The lines between Kelly and his contemporaries are often quite clear. "Our Sunshine," a song about the Aussie outlaw Ned Kelly, is his "Hurricane," and "Sydney (from a 747 at Night)" is, by Kelly's own onstage admission, a direct knockoff of the Flatlanders' "Dallas (from a DC9 at Night)." Kelly, unlike Jimmie and Joe, is a Boeing man, showing a bias toward Seattle that was blatantly evident on the track "Seagulls of Seattle". While nowhere near the lyrical caliber of "Other People's Houses," it makes Robyn Hitchcock's "Viva Sea-Tac" sound corny by comparison.
Between songs, Kelly speaks in the Australian voice of God--if God wasn't so bashful when it comes to articulating carnal desires. The letters "V" and "X" proved to be blind spots in Kelly's catalog, so for "X" he selected an "X-rated" song, "I'm Gonna Fuck Her Right Out of My Head," in which the protagonist tears through as much trim as possible in order to erase the memory of an ex-lover. For "V," he punted to Dan and his "vision": "Stretching Out," in which the narrator fantasizes about a threesome with a pair of lipstick lesbians he spots at the gym.

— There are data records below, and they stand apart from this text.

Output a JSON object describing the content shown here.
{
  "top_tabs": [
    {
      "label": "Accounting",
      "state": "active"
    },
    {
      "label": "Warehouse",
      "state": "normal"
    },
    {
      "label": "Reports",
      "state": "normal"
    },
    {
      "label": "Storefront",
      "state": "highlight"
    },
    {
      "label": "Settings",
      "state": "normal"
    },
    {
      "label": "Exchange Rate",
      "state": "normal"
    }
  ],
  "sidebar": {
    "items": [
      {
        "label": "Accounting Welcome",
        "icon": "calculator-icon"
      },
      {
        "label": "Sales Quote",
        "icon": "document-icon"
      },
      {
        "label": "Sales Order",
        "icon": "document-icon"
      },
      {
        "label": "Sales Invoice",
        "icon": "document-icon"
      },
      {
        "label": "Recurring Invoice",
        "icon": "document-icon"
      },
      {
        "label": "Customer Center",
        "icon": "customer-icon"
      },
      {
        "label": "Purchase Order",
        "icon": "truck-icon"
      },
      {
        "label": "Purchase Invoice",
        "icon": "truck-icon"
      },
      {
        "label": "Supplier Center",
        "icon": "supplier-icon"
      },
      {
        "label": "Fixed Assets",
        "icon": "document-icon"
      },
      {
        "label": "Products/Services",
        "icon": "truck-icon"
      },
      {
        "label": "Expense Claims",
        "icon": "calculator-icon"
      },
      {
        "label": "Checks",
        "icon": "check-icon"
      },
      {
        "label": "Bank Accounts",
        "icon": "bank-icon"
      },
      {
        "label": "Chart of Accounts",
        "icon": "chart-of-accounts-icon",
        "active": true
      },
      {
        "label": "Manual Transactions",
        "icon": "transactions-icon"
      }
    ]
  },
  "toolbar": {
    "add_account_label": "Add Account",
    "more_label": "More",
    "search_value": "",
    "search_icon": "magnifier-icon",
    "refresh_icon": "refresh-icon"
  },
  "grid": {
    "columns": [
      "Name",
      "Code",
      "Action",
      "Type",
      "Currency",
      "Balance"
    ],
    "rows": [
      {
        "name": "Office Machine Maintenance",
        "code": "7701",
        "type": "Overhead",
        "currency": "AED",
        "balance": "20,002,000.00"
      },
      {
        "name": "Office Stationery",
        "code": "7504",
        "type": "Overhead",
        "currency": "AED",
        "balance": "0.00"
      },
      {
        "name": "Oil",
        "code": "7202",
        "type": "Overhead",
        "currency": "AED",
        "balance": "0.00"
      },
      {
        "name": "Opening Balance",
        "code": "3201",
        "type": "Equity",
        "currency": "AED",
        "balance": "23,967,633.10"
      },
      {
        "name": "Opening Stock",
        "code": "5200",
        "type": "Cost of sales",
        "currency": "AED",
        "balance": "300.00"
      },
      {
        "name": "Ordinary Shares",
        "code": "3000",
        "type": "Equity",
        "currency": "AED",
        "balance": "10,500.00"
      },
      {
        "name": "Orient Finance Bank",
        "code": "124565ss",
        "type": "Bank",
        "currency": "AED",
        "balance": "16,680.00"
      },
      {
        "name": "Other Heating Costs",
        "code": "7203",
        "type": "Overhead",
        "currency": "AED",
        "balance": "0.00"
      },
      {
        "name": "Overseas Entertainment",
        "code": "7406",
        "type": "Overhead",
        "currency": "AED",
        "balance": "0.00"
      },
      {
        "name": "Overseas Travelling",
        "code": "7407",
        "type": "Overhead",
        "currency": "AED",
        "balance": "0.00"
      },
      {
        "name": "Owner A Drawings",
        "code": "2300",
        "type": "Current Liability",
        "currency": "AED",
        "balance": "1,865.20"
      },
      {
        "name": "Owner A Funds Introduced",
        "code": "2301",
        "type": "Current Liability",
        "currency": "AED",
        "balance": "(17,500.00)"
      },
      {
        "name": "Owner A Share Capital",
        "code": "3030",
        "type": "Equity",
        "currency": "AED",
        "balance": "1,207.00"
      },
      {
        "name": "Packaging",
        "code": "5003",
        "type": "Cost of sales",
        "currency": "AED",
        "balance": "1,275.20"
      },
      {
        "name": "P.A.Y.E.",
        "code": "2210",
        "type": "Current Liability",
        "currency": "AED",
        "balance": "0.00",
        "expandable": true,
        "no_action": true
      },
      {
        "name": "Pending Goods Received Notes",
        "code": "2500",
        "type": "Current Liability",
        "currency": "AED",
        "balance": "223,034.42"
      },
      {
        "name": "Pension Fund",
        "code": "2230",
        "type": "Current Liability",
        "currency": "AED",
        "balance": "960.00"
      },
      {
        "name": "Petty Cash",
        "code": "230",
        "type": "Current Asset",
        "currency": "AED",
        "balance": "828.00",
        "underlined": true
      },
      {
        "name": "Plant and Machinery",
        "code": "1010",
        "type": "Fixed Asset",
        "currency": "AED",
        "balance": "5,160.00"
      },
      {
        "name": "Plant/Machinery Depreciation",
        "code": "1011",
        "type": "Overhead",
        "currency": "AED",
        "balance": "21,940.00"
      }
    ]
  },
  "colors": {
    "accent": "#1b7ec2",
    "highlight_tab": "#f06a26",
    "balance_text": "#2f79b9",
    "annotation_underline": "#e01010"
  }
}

But Bob Schneider Kelly's not: At his core, Kelly is deeply romantic. The stunning folk ballads "When I First Met Your Ma" and "(You Can Put Your) Shoes Under My Bed" mesmerized an otherwise happy-go-lucky crowd. Like the very best songwriters, Kelly is capable of taking a listener to disparate places with every tune; to witness a two-and-a-half-hour concert of his is to take an emotional road trip. And make no mistake about it: Kelly is among our very best songwriters.